Die russische Staatsduma will am 22. Januar über ein landesweites Verbot von "Homo-Propaganda" debattieren, berichtet die russische Nachrichtenagentur "RIA Nowosti". Ursprünglich war eine Sitzung am Mittwoch vorgesehen.

Der Gesetzentwurf 445554-6 sieht Geldstrafen von bis zu 500.000 Rubel (12.000 Euro) für die "Werbung für Homosexualität in der Gegenwart von Minderjährigen" vor. Ähnliche Gesetze sind bereits in St. Petersburg und mehreren ländlichen Regionen Russlands erlassen worden, was zu internationalen Protesten geführt hatte.

Die Verschiebung erfolgte auf Veranlassung der Putin-Partei "Einiges Russland". Zuletzt hatte der russische Ministerpräsident Dmitri Medwedew, ein Parteifreund Putins, das Verbot abgelehnt (queer.de berichtete).

Nach einem Bericht von "Russia Today" haben mehrere Homo-Aktivisten am Mittwoch vor dem Parlamentsgebäude ein Kiss-in veranstaltet, trotz Temperaturen unter dem Gefrierpunkt. Die Protestaktion wurde sofort von Polizeikräften aufgelöst.

Schwul-lesbische Aktivisten laufen Sturm gegen den Gesetzentwurf. Damit würden nicht nur CSDs generell verboten, sondern auch die HIV-Präventionsarbeit unmöglich gemacht. Homosexuelle würden dadurch in den Untergrund getrieben. (dk)
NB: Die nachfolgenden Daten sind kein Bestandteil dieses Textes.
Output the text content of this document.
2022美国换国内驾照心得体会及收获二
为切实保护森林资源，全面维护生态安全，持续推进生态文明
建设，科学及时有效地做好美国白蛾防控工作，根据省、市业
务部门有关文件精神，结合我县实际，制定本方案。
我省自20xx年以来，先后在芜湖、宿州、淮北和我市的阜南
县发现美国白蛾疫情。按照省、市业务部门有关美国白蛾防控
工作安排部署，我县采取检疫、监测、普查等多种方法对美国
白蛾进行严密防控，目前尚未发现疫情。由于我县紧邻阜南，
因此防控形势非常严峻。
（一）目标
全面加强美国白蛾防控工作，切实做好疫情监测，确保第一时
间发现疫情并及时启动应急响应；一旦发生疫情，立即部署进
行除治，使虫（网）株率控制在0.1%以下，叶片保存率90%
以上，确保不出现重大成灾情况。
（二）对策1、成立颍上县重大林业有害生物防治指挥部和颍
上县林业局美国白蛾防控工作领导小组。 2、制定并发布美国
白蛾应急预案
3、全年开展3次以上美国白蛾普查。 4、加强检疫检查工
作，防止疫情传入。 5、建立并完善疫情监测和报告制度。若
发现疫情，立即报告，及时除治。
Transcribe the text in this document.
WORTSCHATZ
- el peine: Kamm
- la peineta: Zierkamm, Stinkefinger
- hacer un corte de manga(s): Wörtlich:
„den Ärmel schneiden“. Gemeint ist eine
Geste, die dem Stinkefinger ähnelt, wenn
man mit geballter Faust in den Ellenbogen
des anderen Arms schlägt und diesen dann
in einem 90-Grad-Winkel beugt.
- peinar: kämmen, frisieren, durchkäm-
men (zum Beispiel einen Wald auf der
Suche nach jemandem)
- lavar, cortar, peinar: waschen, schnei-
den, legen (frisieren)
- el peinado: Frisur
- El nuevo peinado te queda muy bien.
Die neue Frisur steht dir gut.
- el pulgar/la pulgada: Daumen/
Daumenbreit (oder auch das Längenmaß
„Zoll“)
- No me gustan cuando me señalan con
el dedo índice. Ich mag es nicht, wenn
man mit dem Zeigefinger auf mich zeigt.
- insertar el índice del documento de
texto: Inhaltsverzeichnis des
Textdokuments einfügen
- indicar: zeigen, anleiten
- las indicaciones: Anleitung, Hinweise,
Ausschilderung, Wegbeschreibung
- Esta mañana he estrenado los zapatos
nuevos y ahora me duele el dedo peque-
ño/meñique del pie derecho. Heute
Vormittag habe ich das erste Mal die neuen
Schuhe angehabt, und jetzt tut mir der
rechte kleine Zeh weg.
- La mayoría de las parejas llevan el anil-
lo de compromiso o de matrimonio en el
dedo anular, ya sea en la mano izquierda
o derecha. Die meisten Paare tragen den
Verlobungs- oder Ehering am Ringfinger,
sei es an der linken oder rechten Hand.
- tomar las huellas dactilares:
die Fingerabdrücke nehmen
#1 erererEhemaliges Profil
  • 19.12.2012, 15:58h
  • Angeblich 'gute Nachrichten' aus Moskau, die, wie ich befuerchte, so gar nicht sind: wenn Herr Medvedev in seiner Partei in der Tat ein Machtwort gegen dieses Gesetz gesprochen haette, waere der Entwurf schon ohne jegliche 'wenn und aber' abgestrichen worden; jetzt wird er offensichtlich nur ueberarbeitet werden, so, z.B., bei den 'ach wie harten, aber sehr konstruktiven Verhandlungen' mit den Vertretern der der zahlreichen gesellschaftlichen Organisation, darunter, selbstverstaendlich, auch mit denen der 'hoechsten moralischen Instanz der Nation', der Russischen Ortodoxenkirche, am deren Ende ein angeblicher 'Kompromiss' (der nur etwas entschaerfte Version der ersten Variante - mit kleineren Geldstrafen, z.B., oder ohne Gefaengnisstrafe) stehen wird, der am 22. Januar dann zum Gesetz bei der einstimmigen Abstimmung im Parlament wird - angesichts einer legitimen Demonstration draussen von den glauebigen, um oeffentliche Sittigkeit besorgten Buerger und einer illegitimen von den Schwulenaktivisten, die dann auch sehr schnell verhaftet sein werden. Das Szenario in St. Petersburg Ende des vergangenen und Anfang dieses Jahres war genau so. Ich hoffe nur, dass ich mit meinen Vermutungen absolut falsch liege.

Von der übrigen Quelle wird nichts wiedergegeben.